We often talk about how videogames should first and foremost be games before they are anything else. This seems to suggest that videogames should exist in a vacuum where they focus on the player pressing buttons and isolate that from any ‘outside’ influences from film or music or narrative or culture in general. It’s this same line of thinking that spits out ‘cinematic’ or ‘linear’ as dirty words because games should be about PLAY above all else, regardless of how pleasurable cinematic or linear play have been shown to be.
The thing is, this viewpoint is incredibly naive. Videogames can’t be ‘just games’. They simply can’t. The other media that surrounds us everyday—be it on television, the internet, in books, on billboards, whatever—is going to seep into the videogames we play—both through the subconscious of the developers while they are piecing it together and through the subconscious of players as we work to interpret what we are seeing and doing.
It’s not as simple as saying that Developer X will see Film Y and then his game will just be Game Y, but Film Y will undoubtedly have some effect on how her game will turn out, along with the whole barrage of other media constantly forcing its way into Developer X’s mind. Tanner’s dreamworld—the game of Driver SF—is as influenced by Tanner’s real experiences of driving as it is by media he has and continues to consume.
The missions Tanner solves being real-world news stories is just one layer of this. The ‘film challenges’ recreate famous movie car chases from the likes of Blues Brothers and Dukes of Hazard. Since the very first Driver on Playstation, the series has been about trying to capture the feel of a Hollywood car chase. The developers of that first game clearly had a love for that media and wanted to bring that to videogames. In Driver SF, this is still the case, but now that desire of the developers itself finds its own way into the game. Tanner, himself a keen driver, clearly loves Hollywood car chases and has a deep-rooted desire to drive like that. In his dreamworld, he finally has the chance to do so.
Then there are all the bombs. So many bombs. Which exist probably both because Tanner is so obsessed with Jericho’s bomb plot and because ever since 9-11, culture creators (and indeed all of us) can’t help but fixate on the possibility of our seemingly safe cities suddenly exploding.

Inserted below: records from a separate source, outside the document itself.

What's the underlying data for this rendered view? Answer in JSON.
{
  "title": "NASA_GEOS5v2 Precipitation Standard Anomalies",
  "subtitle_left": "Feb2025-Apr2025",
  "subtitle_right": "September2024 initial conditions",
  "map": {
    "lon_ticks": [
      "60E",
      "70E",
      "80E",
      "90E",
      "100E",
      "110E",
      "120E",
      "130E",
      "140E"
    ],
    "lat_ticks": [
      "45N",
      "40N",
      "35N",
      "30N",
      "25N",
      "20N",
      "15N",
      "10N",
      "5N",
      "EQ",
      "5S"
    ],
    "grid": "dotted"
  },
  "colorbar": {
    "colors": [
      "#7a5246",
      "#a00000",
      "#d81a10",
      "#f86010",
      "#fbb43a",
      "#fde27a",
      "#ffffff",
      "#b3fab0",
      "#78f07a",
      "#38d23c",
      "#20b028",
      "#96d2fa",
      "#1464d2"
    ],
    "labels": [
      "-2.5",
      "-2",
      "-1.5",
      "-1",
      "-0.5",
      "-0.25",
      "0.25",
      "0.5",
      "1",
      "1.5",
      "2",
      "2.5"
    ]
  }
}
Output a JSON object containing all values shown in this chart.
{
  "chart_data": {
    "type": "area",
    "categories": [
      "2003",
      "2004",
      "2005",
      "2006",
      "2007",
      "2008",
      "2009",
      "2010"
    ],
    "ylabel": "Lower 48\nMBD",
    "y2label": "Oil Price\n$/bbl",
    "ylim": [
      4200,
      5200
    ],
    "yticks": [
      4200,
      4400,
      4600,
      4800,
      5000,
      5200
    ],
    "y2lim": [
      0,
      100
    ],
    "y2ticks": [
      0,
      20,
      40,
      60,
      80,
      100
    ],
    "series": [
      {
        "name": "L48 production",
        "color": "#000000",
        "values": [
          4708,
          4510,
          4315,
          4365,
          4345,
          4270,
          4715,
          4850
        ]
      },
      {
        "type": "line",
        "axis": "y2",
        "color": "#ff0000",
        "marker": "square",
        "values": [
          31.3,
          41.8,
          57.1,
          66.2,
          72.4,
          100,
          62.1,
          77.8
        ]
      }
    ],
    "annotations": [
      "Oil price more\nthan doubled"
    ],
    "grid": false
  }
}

We might not be frozen with paranoia, but the extremist bomber is a haunted zeitgeist of our time, and it inevitably finds its way into the culture we make and consume.
Works influence works; media influence media. It’s not so much that the media we consume skews how we see the world, but more so that the media we consume constructs our own subjective world—both in ways we realise and ways we don’t realise. The world of Driver SF is constructed by outside media—both through the developers and through Tanner himself—in both blatant and subtle ways. I knew Tanner’s world was influenced by the news channel broadly, but I had no idea that influence was so pervasive and ubiquitous as to affect individual snippets of dialog, to affect the very lens through which I looked down on the city.
Lots of people don’t like the idea of media being ‘consumed’ as they think it just sounds too passive, like the media consumer just lies down (not unlike a coma patient, actually) and uncritically lets the media seep into them. Indeed, how we engage with different media (videogames included) is perhaps more complicated than the term ‘consume’ can do justice. But regardless, media truly does get inside of us; it gets under our skin. Tanner has his eyes on the city, and we look out from that eye down on the gameworld. But what’s on this side of that eye that is looking outward? What has seeped into us that is altering what we see out there?